Blog 4: How GenAI Works
Published on:
Case Study:
How Generative AI Works and How It Fails
Summary
The case study on how generative AI works aims to provide an introductory explanation into the behind-the-scenes of commercial AI chatbots. It discusses the harms of AI and some of the tasks it has gotten good at. Ultimately, it ends up discussing ethical issues related to the use of AI and some changes that are needed in order for AI to be safe and non-exploitative.
Discussion Question Topic: Deepfakes
Question: Clone your own voice and video using a commercial product. How good is it? Show a friend a real video of you talking, and a cloned video, and see if they can tell which is which.
Answer: The video is incredibly good for the first 10 seconds. After that, however, it becomes apparent how head movement and facial expressions are uncoordinated with speech. Personally I can see when my head starts moving in a different way from how I normally do it. To my friend, the only way they could differentiate the two videos was through voice. The original video audio is not super crisp and clear and has somehow long pauses. The cloned video, on the other side, contains no blemish at all which made it sound fake to my friends. Additionally, there is not switch in tonations like how I normally speak which also became suspicious as my friends were getting more and more confused. Overall, the AI was beginner good but still lacks subtle details in the way humans speak in day-to-day.

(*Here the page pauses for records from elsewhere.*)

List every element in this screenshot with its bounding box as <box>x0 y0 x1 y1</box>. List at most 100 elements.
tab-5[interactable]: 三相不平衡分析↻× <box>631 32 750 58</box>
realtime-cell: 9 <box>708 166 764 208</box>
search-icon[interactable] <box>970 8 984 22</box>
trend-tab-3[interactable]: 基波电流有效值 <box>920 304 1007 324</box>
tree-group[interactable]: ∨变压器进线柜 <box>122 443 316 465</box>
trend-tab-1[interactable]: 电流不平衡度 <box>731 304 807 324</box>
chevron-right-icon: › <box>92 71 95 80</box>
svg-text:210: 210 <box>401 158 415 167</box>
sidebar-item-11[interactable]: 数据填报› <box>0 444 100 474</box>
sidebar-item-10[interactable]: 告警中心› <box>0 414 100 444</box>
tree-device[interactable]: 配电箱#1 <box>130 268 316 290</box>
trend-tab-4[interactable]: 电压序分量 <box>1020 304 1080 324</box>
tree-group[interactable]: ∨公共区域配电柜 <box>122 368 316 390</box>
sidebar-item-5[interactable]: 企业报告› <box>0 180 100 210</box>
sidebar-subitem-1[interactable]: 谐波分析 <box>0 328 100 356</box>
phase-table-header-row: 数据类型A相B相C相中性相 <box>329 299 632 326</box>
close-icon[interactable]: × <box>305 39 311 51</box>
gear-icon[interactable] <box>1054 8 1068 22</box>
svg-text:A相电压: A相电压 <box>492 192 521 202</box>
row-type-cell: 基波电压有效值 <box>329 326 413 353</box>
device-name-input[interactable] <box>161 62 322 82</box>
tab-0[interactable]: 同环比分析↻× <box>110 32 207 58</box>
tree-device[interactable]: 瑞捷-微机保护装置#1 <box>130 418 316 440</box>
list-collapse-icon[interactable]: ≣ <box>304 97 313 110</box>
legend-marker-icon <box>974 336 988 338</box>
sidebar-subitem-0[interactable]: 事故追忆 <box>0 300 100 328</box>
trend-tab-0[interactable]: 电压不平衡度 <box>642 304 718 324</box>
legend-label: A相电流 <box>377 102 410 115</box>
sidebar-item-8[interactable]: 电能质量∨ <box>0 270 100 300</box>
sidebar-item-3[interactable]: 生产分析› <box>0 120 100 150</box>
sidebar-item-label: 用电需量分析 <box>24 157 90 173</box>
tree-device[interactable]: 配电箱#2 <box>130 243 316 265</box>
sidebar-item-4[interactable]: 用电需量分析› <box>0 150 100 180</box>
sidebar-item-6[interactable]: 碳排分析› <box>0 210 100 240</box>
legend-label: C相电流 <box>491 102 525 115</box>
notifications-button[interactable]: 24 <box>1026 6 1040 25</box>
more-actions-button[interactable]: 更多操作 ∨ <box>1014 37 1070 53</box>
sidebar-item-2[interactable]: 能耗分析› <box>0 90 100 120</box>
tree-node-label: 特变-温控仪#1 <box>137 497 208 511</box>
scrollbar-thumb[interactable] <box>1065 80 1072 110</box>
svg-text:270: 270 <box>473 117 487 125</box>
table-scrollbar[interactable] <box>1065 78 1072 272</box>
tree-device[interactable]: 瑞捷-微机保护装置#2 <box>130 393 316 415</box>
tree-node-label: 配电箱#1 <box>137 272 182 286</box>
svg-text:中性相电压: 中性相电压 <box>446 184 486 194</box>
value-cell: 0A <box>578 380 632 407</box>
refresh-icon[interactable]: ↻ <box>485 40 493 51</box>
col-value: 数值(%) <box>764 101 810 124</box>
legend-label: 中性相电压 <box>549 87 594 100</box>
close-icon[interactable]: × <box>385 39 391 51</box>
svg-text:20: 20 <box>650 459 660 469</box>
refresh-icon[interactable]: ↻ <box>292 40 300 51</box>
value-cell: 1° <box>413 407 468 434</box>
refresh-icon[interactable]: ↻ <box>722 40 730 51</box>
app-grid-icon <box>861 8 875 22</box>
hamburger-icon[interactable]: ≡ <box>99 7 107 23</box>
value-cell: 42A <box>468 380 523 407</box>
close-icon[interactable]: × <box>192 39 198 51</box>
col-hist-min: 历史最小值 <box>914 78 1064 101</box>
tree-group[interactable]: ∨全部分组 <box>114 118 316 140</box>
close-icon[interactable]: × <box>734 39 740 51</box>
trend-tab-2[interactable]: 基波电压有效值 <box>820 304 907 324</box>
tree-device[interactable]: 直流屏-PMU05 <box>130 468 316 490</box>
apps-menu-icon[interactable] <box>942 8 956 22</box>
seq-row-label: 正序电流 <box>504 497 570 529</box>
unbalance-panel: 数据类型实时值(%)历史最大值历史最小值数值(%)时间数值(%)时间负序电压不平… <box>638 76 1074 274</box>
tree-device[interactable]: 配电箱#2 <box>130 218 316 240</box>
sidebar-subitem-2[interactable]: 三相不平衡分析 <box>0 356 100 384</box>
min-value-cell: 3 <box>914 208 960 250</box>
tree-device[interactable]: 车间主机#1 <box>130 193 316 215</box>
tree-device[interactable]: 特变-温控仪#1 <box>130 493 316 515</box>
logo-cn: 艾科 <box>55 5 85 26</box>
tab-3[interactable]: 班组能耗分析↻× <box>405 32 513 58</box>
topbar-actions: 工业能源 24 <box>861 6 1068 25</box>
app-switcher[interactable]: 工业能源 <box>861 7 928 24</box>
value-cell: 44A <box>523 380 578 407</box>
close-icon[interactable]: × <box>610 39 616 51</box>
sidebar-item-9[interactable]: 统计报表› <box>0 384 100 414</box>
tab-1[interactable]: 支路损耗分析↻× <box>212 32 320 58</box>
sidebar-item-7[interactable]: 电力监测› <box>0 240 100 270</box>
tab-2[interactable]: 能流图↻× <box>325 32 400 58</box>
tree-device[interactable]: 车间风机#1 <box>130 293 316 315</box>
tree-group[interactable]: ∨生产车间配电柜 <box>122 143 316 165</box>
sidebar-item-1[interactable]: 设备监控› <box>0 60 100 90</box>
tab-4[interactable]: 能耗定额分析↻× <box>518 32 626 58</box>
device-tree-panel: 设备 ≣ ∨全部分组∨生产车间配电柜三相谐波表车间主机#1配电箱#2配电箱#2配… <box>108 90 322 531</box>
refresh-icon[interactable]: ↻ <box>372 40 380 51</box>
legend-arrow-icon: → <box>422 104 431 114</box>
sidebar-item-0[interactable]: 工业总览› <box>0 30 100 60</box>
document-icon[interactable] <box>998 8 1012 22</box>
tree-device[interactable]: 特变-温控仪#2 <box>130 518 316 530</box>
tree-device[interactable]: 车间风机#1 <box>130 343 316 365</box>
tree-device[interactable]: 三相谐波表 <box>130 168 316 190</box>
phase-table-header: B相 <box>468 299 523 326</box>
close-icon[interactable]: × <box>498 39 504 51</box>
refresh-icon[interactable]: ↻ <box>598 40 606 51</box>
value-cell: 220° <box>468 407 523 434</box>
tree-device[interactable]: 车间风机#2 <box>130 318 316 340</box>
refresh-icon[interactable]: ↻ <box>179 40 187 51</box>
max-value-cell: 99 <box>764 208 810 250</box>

To understand why my video had these specific flaws, I looked further into how deepfakes are made. I found out that deepfakes primarily rely on a technology called Generative Adversarial Networks which use two AI models, the “generator” and the “discriminator”. These two models compete with the “generator” constantly fooling the “discriminator” until the later cannot find the difference between real and fake content. The likely reason for my video being terrible is because the discriminator does not have a lot of data with people that talk similarly to me in its training dataset so it did not have high standards to judge the generator model. This highlights how crucial the diversity of an AI training dataset is to the success of the model.
My Own Question Related To The Case Study
What jobs do you think are most likely to be impacted by genAI? Which ones do you think are practically untouchable by AI? Do you have any fear about what AI might be capable of doing in the next 5 years? What is your biggest fear?
Reflection On The Question
This question highlights an important aspect of our capitalist economy. The ability to feed ourselves and dependent. A lot of people probably wonder the same day and night so that is why I came up with it. Also, people constantly fear being left out so the second part about fear is there to try to expose those fears and hopefully prompt the audience to address them.
Personal Reflection
This assignment was so beneficial in my academic and professional pursuits. A does not pass without hearing the word AI so getting such a gentle and easy-to-read introduction into the basics of how it works was so satisfying. One thing I appreciated a lot from the case study was the discussion of labor exploitation by AI companies. This has definitely left food for thought in me so as to not think of the current AI revolution as all rainbows and sunshines.